Colombian-American soprano Stephanie Lamprea is an architect of new sounds and expressions as a performer, recitalist, curator and improviser, specializing in contemporary-classical repertoire.
Trained as an operatic coloratura, Stephanie uses her voice as a mechanism of avant-garde performance art, creating “maniacal shifts of vocal production and character… like an icepick through the skull” (composer Jason Eckardt). Her work has been described as “mercurial” by I Care If You Listen, "dynamic" by critic Steve Smith (Night After Night), and that she “sings so expressively and slowly with ever louder and higher-pitched voice, that the inclined listener [has] shivers down their back and tension flows into the last row." (Halberstadt.de) She has received awards from the Concert Artist Guild, St. Botolph Club Foundation, the John Cage Orgel Stiftung in Halberstadt, Germany, and the Puffin Foundation. Stephanie was a featured TEDx Speaker
for TEDxWaltham: Going Places.
Stephanie devours mammoth works of virtuosity and extended techniques with ease and creative insight, singing with an entire spectrum of vocal colors (including operatic style, straight tone, sputters and throat noises) and performing in the classical, jazz, avant-garde and interdisciplinary fields.
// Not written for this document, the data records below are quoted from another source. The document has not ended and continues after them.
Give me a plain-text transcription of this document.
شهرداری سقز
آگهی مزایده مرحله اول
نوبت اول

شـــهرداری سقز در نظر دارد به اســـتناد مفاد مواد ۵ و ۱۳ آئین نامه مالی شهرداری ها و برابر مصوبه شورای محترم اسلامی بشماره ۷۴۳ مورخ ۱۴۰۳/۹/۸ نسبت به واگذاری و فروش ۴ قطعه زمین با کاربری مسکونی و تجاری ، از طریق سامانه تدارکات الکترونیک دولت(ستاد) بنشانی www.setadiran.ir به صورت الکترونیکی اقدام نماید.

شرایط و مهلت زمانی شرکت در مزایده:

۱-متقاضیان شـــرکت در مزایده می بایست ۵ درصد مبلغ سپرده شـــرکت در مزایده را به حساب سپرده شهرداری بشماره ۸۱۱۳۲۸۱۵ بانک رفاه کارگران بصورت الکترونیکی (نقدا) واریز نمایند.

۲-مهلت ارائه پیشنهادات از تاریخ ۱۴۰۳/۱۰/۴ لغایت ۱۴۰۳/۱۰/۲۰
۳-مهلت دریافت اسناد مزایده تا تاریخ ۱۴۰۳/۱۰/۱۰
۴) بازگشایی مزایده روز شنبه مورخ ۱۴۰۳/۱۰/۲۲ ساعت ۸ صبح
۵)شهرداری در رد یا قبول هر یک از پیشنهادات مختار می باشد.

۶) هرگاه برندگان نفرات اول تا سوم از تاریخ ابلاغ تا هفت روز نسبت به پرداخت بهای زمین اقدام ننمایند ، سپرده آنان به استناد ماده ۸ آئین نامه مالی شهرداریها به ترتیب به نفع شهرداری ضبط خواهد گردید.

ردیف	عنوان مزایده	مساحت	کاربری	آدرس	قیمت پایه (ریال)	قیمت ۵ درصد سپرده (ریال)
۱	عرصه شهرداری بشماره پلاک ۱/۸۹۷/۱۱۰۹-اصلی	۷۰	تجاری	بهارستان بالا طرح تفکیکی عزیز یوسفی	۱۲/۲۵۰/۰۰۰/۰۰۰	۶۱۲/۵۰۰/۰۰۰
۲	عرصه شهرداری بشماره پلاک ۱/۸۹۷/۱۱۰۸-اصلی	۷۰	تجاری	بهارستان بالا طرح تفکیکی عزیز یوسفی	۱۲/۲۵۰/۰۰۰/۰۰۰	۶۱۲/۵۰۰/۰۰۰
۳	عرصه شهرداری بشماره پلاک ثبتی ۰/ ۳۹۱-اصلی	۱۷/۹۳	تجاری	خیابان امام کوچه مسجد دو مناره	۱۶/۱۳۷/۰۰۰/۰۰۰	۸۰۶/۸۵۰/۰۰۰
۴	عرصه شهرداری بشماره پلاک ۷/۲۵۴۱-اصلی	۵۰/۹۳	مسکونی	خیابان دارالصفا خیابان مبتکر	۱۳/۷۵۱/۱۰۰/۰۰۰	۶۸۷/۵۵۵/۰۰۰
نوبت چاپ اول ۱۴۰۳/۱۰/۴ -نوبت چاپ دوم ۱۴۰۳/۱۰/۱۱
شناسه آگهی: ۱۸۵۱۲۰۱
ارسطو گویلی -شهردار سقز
She has performed as a soloist at Roulette Intermedium, Constellation Chicago, National Sawdust, Shapeshifter Lab, Miller Theater at Columbia University, the Slipper Room, Park Avenue Armory, Museum of Fine Arts (Boston), and the Re:Sound Festival in Cleveland, Ohio. She has worked with Wavefield Ensemble, Ekmeles, So Percussion, Talujon, Guerrilla Opera, Boston Art Song Society, and the Original Gravity Concert Series. Stephanie is pursuing a Doctor of Performing Arts degree at the Royal Conservatoire of Scotland, under the supervision of composer and zoo-musicologist Dr. Emily Doolittle, and co-supervised by Dr. Laura Gonzalez and Jean Sangster.